Neue Zürcher Zeitung 11.09.2007

Martin Krumbholz has had a look around Essen, European Cultural Capital of 2010, and is impressed by what he's seen: "Essen, the biggest city in the Ruhr Area, has basically always been a cultural capital, just unofficially. Here there is a remarkable abundance of cultural facilities within a small area: the beautiful Gruga Park with its 'Halle' in the late expressionistic style of the 1950s; the elegantly rolling Aalto Music Theatre which opened in 1988; the Folkwang Museum, with its major collection of paintings, which is being torn down (with the exception of from one part of the old building) and will be rebuilt by David Chipperfield by 2010; the renowned Folkwang Academy for Music, Dance and Theatre; and the Lichtburg, which in its time (1928) was the largest and most modern cinema in Germany. The draw of the superlative, megalomania even, is hard to overlook. In Essen everything has to be as big as possible."


Die Tageszeitung
11.09.2007

The tenth Istanbul Biennial makes use of a number of buildings that are threatened with demolition and it also addresses the city on the move, reports Brigitte Werneburg. "Despite its vast dimensions, the construction site of Chinese artist Huang Yong Ping in the Antrepo No.3, the huge warehouse near the Istanbul Modern, attracts the viewer's attention quietly but effectively.

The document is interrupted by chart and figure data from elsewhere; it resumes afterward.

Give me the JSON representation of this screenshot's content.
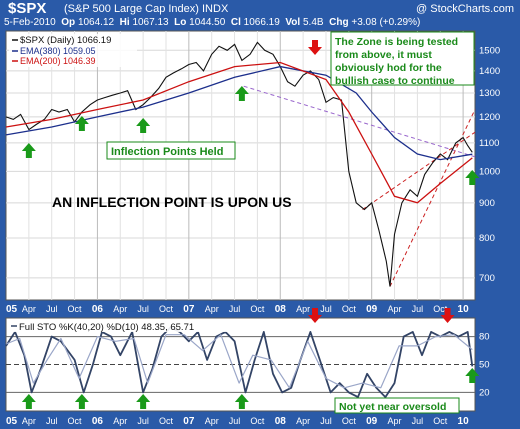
{
  "header": {
    "symbol": "$SPX",
    "description": "(S&P 500 Large Cap Index) INDX",
    "watermark": "@ StockCharts.com",
    "date": "5-Feb-2010",
    "op_label": "Op",
    "op": "1064.12",
    "hi_label": "Hi",
    "hi": "1067.13",
    "lo_label": "Lo",
    "lo": "1044.50",
    "cl_label": "Cl",
    "cl": "1066.19",
    "vol_label": "Vol",
    "vol": "5.4B",
    "chg_label": "Chg",
    "chg": "+3.08 (+0.29%)"
  },
  "colors": {
    "background": "#2a5aa8",
    "plot_bg": "#ffffff",
    "price": "#111111",
    "ema380": "#1c2f8c",
    "ema200": "#cc1111",
    "trendline_dashed": "#cc2222",
    "trendline_purple": "#9966cc",
    "annotation_green": "#1a8a1a",
    "stoch_k": "#334466",
    "stoch_d": "#9aa6c8"
  },
  "chart_data": [
    {
      "type": "line",
      "legend": {
        "price_label": "$SPX (Daily) 1066.19",
        "ema380_label": "EMA(380) 1059.05",
        "ema200_label": "EMA(200) 1046.39",
        "placement": "top-left"
      },
      "y_ticks": [
        700,
        800,
        900,
        1000,
        1100,
        1200,
        1300,
        1400,
        1500
      ],
      "y_scale": "log",
      "ylim": [
        650,
        1600
      ],
      "x_tick_labels": [
        "05",
        "Apr",
        "Jul",
        "Oct",
        "06",
        "Apr",
        "Jul",
        "Oct",
        "07",
        "Apr",
        "Jul",
        "Oct",
        "08",
        "Apr",
        "Jul",
        "Oct",
        "09",
        "Apr",
        "Jul",
        "Oct",
        "10"
      ],
      "x_year_labels": [
        "05",
        "06",
        "07",
        "08",
        "09",
        "10"
      ],
      "x_range": [
        2005.0,
        2010.13
      ],
      "series": [
        {
          "name": "$SPX (Daily)",
          "x": [
            2005.0,
            2005.08,
            2005.16,
            2005.25,
            2005.33,
            2005.42,
            2005.5,
            2005.58,
            2005.67,
            2005.75,
            2005.83,
            2005.92,
            2006.0,
            2006.08,
            2006.16,
            2006.25,
            2006.33,
            2006.42,
            2006.5,
            2006.58,
            2006.67,
            2006.75,
            2006.83,
            2006.92,
            2007.0,
            2007.08,
            2007.16,
            2007.25,
            2007.33,
            2007.42,
            2007.5,
            2007.58,
            2007.67,
            2007.75,
            2007.83,
            2007.92,
            2008.0,
            2008.08,
            2008.16,
            2008.25,
            2008.33,
            2008.42,
            2008.5,
            2008.58,
            2008.67,
            2008.75,
            2008.83,
            2008.92,
            2009.0,
            2009.08,
            2009.16,
            2009.2,
            2009.25,
            2009.33,
            2009.42,
            2009.5,
            2009.58,
            2009.67,
            2009.75,
            2009.83,
            2009.92,
            2010.0,
            2010.05,
            2010.1
          ],
          "values": [
            1200,
            1190,
            1210,
            1150,
            1170,
            1190,
            1230,
            1220,
            1230,
            1180,
            1220,
            1250,
            1270,
            1280,
            1290,
            1300,
            1310,
            1230,
            1250,
            1280,
            1320,
            1370,
            1390,
            1410,
            1430,
            1440,
            1400,
            1480,
            1520,
            1500,
            1530,
            1450,
            1480,
            1540,
            1500,
            1480,
            1420,
            1350,
            1330,
            1380,
            1400,
            1360,
            1260,
            1280,
            1270,
            1000,
            900,
            880,
            900,
            820,
            740,
            680,
            810,
            900,
            940,
            920,
            990,
            1030,
            1060,
            1040,
            1100,
            1120,
            1090,
            1066
          ]
        },
        {
          "name": "EMA(380)",
          "x": [
            2005.0,
            2005.5,
            2006.0,
            2006.5,
            2007.0,
            2007.5,
            2008.0,
            2008.5,
            2008.83,
            2009.0,
            2009.25,
            2009.5,
            2009.75,
            2010.1
          ],
          "values": [
            1130,
            1160,
            1200,
            1240,
            1300,
            1370,
            1420,
            1380,
            1300,
            1220,
            1120,
            1060,
            1040,
            1059
          ]
        },
        {
          "name": "EMA(200)",
          "x": [
            2005.0,
            2005.5,
            2006.0,
            2006.5,
            2007.0,
            2007.5,
            2008.0,
            2008.5,
            2008.75,
            2009.0,
            2009.25,
            2009.5,
            2009.75,
            2010.1
          ],
          "values": [
            1160,
            1190,
            1230,
            1270,
            1350,
            1420,
            1440,
            1360,
            1220,
            1060,
            920,
            900,
            960,
            1046
          ]
        }
      ],
      "annotations": [
        "The Zone is being tested from above, it must obviously hod for the bullish case to continue",
        "Inflection Points Held",
        "AN INFLECTION POINT IS UPON US"
      ],
      "markers": {
        "up_arrows_x": [
          2005.25,
          2005.83,
          2006.5,
          2007.58,
          2010.1
        ],
        "down_arrows_x": [
          2008.38
        ]
      }
    },
    {
      "type": "line",
      "legend": {
        "label": "Full STO %K(40,20) %D(10) 48.35, 65.71",
        "placement": "top-left"
      },
      "y_ticks_right": [
        20,
        50,
        80
      ],
      "ylim": [
        0,
        100
      ],
      "x_range": [
        2005.0,
        2010.13
      ],
      "series": [
        {
          "name": "%K(40,20)",
          "x": [
            2005.0,
            2005.1,
            2005.2,
            2005.28,
            2005.38,
            2005.5,
            2005.6,
            2005.75,
            2005.85,
            2005.95,
            2006.05,
            2006.15,
            2006.25,
            2006.38,
            2006.5,
            2006.6,
            2006.7,
            2006.8,
            2006.9,
            2007.0,
            2007.1,
            2007.2,
            2007.3,
            2007.4,
            2007.5,
            2007.62,
            2007.72,
            2007.82,
            2007.92,
            2008.02,
            2008.12,
            2008.22,
            2008.33,
            2008.45,
            2008.55,
            2008.65,
            2008.75,
            2008.85,
            2008.95,
            2009.05,
            2009.15,
            2009.25,
            2009.35,
            2009.45,
            2009.55,
            2009.65,
            2009.75,
            2009.85,
            2009.95,
            2010.05,
            2010.1
          ],
          "values": [
            70,
            85,
            60,
            20,
            45,
            80,
            75,
            55,
            20,
            50,
            85,
            80,
            60,
            85,
            20,
            45,
            80,
            90,
            85,
            75,
            85,
            55,
            80,
            85,
            75,
            20,
            55,
            85,
            40,
            20,
            25,
            55,
            85,
            50,
            20,
            30,
            20,
            15,
            40,
            25,
            15,
            30,
            80,
            85,
            60,
            85,
            80,
            85,
            80,
            85,
            48
          ]
        },
        {
          "name": "%D(10)",
          "x": [
            2005.0,
            2005.15,
            2005.3,
            2005.45,
            2005.6,
            2005.8,
            2006.0,
            2006.2,
            2006.4,
            2006.55,
            2006.75,
            2006.95,
            2007.15,
            2007.35,
            2007.55,
            2007.7,
            2007.9,
            2008.1,
            2008.3,
            2008.5,
            2008.7,
            2008.9,
            2009.1,
            2009.3,
            2009.5,
            2009.7,
            2009.9,
            2010.1
          ],
          "values": [
            72,
            78,
            30,
            55,
            78,
            35,
            80,
            75,
            78,
            30,
            82,
            82,
            65,
            82,
            30,
            60,
            55,
            25,
            75,
            35,
            25,
            30,
            25,
            70,
            70,
            80,
            82,
            66
          ]
        }
      ],
      "annotations": [
        "Not yet near oversold"
      ],
      "markers": {
        "up_arrows_x": [
          2005.25,
          2005.83,
          2006.5,
          2007.58,
          2010.1
        ],
        "down_arrows_x": [
          2008.38,
          2009.83
        ]
      }
    }
  ]
}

At first you only notice the pointed tip sticking rocket-like out of the tarpaulin which covers most of the diagonally displayed minaret. He is showing an aluminium cast of one of the four minarets which – alongside eight calligraphic inscriptions of the name of Allah and the removal of the cross – were all that was needed to turn the Hagia Sofia, which had been a Christian church for 916 years, into a mosque for a further 481. And then you become aware, of the astonishingly minimal means, involving no destruction and no demolition, which were deployed to bring about this ideological shift."